For set in this, the wildest and arguably most inspirational of countries, the Poldark saga, spanning 12 novels from Ross Poldark to Bella Poldark and 1783 to 1820, captures in breathtaking plausibility the Cornwall of days gone by.

Though once called ‘the most successful unknown novelist in Britain’, Graham enjoyed his share of literary glory, not least with the television adaptation of his novels in the 1970s. Audiences reached 15 million, and the Sunday evening programmes were aired in 22 countries around the world. Clearly something in Graham’s work captured the attention of the public, and it is a love-affair set to continue with the republication of the entire Poldark collection by PanMacmillan in June.


Poldark author Winston Graham; he claimed he was the most successful unknown novelist in Britain.

Not only this, but Graham’s centenary is about to be remembered in spectacular style with the opening of an exhibition entitled Poldark’s Cornwall - The Life and Works of Winston Graham, which will run for four months at Truro’s Royal Cornwall Museum. Hoping to attend the exhibition’s official opening, depending on work commitments, are the Poldark stars who were closest to Graham: Angharad Rees (Demelza Poldark), Christopher Biggins (the odious Ossie Whitworth), and Jane Wymark (Morwenna Chynoweth), in addition to his publisher, editor and family members.
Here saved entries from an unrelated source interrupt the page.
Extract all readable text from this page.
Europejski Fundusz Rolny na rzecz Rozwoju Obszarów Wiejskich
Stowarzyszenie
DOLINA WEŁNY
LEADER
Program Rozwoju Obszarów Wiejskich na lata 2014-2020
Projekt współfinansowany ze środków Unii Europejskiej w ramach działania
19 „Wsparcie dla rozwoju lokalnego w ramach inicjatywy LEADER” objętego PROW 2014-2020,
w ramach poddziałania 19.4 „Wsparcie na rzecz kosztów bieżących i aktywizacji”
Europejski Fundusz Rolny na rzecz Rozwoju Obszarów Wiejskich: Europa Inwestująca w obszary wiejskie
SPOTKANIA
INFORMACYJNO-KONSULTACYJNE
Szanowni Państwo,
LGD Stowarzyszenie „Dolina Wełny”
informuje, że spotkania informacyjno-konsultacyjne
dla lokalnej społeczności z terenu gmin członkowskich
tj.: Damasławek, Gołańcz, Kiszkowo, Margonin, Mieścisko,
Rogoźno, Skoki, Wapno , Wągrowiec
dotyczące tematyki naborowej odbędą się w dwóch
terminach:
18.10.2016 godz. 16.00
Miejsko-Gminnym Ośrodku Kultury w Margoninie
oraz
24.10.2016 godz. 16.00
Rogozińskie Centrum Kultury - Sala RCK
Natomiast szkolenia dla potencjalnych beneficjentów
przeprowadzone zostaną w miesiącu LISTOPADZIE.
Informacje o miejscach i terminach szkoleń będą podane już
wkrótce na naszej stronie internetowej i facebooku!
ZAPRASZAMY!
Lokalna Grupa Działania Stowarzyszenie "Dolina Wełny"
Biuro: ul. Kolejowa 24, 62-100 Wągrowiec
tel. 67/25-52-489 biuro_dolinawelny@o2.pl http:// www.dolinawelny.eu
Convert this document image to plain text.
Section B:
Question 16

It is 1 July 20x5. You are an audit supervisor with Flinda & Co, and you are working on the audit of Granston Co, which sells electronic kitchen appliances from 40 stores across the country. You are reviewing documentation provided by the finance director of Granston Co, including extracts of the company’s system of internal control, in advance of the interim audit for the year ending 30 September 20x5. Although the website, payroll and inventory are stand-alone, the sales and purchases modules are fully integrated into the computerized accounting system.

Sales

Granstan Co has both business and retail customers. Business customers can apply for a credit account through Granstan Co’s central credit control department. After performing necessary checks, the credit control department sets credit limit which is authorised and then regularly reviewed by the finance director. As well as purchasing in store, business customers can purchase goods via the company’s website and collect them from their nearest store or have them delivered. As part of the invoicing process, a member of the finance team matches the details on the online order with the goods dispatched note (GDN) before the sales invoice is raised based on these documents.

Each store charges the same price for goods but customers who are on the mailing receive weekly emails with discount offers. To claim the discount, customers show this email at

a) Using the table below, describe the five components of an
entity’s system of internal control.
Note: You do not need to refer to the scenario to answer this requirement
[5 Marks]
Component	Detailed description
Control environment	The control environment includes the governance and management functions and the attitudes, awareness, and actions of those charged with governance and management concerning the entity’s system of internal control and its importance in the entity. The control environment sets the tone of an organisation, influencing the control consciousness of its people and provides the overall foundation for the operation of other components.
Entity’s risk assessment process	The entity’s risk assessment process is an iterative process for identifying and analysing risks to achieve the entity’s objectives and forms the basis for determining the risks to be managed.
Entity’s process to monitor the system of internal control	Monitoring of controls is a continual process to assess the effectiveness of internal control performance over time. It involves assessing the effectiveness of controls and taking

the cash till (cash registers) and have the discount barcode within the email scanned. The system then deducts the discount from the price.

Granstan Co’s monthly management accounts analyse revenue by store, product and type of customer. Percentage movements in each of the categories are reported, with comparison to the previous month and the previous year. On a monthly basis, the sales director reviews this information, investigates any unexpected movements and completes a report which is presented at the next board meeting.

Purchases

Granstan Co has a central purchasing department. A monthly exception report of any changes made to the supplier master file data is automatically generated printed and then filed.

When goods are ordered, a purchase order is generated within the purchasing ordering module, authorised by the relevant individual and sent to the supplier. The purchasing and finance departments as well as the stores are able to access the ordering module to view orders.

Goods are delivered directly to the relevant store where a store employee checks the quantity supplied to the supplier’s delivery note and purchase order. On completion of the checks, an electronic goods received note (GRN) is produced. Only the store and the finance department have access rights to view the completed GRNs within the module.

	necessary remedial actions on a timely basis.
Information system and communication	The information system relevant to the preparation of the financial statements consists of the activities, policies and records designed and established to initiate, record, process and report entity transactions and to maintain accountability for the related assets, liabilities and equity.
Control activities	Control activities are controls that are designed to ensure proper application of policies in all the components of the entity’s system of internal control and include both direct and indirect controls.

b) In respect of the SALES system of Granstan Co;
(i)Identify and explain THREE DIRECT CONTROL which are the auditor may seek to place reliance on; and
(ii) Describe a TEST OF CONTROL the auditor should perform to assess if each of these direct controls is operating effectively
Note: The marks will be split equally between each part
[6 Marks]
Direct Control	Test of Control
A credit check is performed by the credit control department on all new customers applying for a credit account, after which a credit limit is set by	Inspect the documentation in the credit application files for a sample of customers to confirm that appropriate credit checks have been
The exhibition, devised by museum director Hilary Bracegirdle working with the writer’s son Andrew Graham, will be contained in one room packed to the rafters with information and items. Not to mention a riot of colour and costume. As well as Poldark memorabilia, such as Graham’s notebooks and manuscripts, the exhibition will include a great deal of contextual items based around Poldark’s setting of 18th and 19th-century Cornwall. Dresses made from the luxurious and historic Spittalfields silk are equalled, or even surpassed, in luxuriousness by elaborate men’s and boy’s embroidered coats and waistcoats.